Power to the building was temporarily shut down. Residents, escorted by building management, were allowed to briefly return to their apartments on Monday to retrieve some of their belongings.

"I got to go in 10 minutes today to pick up stuff. Initially, since it was red tagged, we could not go back in. They’ve been very, very helpful letting us in," said Kehler.

According to residents, this is not the first time the building has faced maintenance issues.

"They’ve had mold, real bad mold in an apartment in our building," said Rider. "Roaches in another building, so bad, that we were in the newspaper for that one."

"They’re slow on repairs," added Kehler.

For now, building management said it was housing residents at three area hotels free of charge and with free meals. The complex said it was also providing partial credit towards their June rent and a $300 cash card to reimburse residents for spoiled food. A round-the-clock security service is monitoring their apartments while they're away.       

In the meantime, volunteers from the community have staged a donation drive.

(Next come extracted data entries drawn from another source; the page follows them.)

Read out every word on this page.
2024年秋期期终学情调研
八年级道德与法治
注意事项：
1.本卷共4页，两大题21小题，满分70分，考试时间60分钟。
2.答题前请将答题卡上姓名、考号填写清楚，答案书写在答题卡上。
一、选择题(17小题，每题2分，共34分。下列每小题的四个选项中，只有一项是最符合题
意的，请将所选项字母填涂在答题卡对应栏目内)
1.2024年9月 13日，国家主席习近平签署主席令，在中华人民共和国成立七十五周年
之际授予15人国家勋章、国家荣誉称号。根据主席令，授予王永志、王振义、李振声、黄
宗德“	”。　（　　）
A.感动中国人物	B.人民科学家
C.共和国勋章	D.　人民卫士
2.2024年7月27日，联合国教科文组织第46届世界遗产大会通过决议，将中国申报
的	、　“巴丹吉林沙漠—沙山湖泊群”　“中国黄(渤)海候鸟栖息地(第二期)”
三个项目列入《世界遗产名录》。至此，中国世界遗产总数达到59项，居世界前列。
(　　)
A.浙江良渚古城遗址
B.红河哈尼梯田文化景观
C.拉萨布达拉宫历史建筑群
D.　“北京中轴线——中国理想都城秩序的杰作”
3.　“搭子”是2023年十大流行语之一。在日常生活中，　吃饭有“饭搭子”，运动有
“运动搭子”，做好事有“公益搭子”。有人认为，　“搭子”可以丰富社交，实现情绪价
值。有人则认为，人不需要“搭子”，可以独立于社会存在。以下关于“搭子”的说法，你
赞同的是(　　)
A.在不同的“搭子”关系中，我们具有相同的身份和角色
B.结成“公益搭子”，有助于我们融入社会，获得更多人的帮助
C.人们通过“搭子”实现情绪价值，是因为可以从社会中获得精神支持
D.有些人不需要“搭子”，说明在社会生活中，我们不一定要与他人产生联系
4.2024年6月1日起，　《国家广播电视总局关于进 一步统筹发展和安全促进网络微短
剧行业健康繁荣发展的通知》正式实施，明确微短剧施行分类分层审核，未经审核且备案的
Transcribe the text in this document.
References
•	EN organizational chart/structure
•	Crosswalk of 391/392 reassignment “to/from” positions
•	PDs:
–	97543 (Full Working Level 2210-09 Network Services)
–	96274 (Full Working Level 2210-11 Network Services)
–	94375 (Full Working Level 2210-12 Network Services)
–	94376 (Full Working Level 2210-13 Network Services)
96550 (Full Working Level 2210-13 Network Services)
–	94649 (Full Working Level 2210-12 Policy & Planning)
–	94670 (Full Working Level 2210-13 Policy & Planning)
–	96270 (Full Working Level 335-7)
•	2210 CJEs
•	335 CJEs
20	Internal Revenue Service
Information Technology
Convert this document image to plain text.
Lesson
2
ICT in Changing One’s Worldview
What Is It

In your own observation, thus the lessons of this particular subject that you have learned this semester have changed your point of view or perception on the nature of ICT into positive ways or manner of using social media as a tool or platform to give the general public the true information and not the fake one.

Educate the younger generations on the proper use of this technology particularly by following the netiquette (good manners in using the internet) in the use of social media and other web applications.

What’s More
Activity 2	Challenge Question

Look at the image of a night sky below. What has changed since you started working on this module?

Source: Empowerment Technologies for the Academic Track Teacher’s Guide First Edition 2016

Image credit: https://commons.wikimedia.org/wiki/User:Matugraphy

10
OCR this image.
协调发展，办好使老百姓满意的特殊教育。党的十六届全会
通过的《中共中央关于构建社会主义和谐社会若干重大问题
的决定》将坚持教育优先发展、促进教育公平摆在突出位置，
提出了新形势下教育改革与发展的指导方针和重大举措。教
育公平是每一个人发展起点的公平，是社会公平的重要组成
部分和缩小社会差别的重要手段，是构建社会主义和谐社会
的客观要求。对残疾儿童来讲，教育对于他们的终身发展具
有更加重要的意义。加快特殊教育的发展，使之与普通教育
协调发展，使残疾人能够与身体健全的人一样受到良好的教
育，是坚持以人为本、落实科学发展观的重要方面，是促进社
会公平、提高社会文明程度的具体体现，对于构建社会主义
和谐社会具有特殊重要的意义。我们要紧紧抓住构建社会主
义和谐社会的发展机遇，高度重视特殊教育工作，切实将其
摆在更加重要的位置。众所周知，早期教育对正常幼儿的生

"Everything started pouring in, even more than we can use," said Jamie Clee, whose mother lives in the building. "Food, pet supplies, water, clothes."

In a statement to KTVU, Oakley City Council Member Anissa Williams said, "The city is aware of the incident and has been on scene since yesterday. People will not be moved back in until the city is reassured that the building is safe and sanitary. The mayor and vice mayor have been coordinating with the various donation efforts and ensuring that the people displaced are being cared for and have access to everything they need. We will continue this effort throughout the process and are not relaxing on our standards."

Rider said a group of residents were planning to voice their concerns about the building at an Oakley City Council meeting-on Tuesday night. 

The building's management said it was hoping to move residents back into the complex by Tuesday evening or Wednesday morning.